C’est la limite de l’argument prix : une résiliation décidée sur la seule cotisation de la première année compare un tarif éprouvé à un tarif d’accueil. La comparaison utile porte sur les garanties que vous utilisez vraiment, poste par poste, et sur les délais d’attente à l’entrée. Si l’écart reste net après cet exercice, le mandat donné au nouvel organisme règle la sortie en un mois.

Questions fréquentes

Ce que les lecteurs demandent le plus

Puis-je résilier ma mutuelle quand je veux ?
Oui, dès que le contrat a un an à compter de la première souscription, sans motif ni frais. Avant, il faut passer par l’échéance annuelle, un avis d’échéance arrivé tard, un changement de situation ou une clause de sortie prévue au contrat. Ce droit ne vaut pas pour le salarié affilié à une mutuelle d’entreprise obligatoire.
Quel est le délai pour que la résiliation prenne effet ?
Un mois après la réception de la notification par l’organisme, pour la résiliation à tout moment (article L113-15-2 du code des assurances et ses équivalents pour les mutuelles et les institutions de prévoyance). La date d’envoi ne compte pas : c’est la réception qui fait courir le mois.
Quelle loi permet de résilier une mutuelle ?
La loi n° 2019-733 du 14 juillet 2019, applicable depuis le 1er décembre 2020. Elle a modifié l’article L113-15-2 du code des assurances, issu de la loi Hamon, pour y inclure les complémentaires santé. La même règle figure à l’article L221-10-2 du code de la mutualité pour les mutuelles et à l’article L932-12-1 du code de la sécurité sociale pour les institutions de prévoyance.
Comment résilier une mutuelle avant la date anniversaire ?
À l’échéance annuelle, avec le préavis du contrat, que la loi plafonne à deux mois pour un contrat d’assurance ; dans les vingt jours qui suivent l’envoi d’un avis d’échéance parti moins de quinze jours avant la date limite ; ou, pour un contrat d’assurance, dans les trois mois d’un changement de situation lorsque le contrat couvre un risque lié à l’ancienne situation.
Puis-je quitter la mutuelle obligatoire de mon entreprise ?
Pas par la résiliation à tout moment : l’article L113-15-2 ne l’ouvre pas à l’adhérent lorsque son lien avec l’employeur rend l’adhésion obligatoire.
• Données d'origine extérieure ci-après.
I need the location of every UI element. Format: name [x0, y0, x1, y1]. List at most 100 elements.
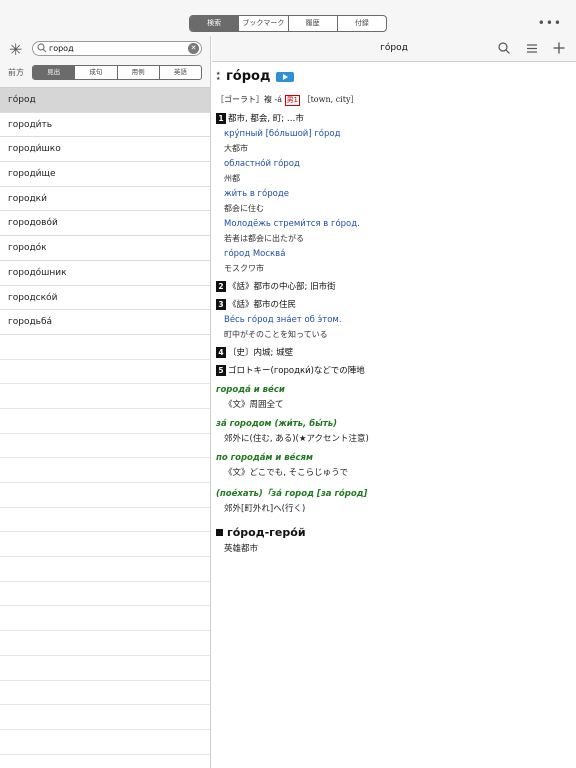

Ce droit appartient à l’employeur, souscripteur du contrat. Le salarié ne peut s’écarter du régime que par une dispense d’adhésion prévue par les textes ou par l’acte qui l’a instauré.
Quand la cotisation trop perçue est-elle remboursée ?
Dans les trente jours qui suivent la date de résiliation. À défaut, les sommes dues produisent intérêts au taux légal. Réclamez le décompte par écrit si rien n’est arrivé dans ce délai.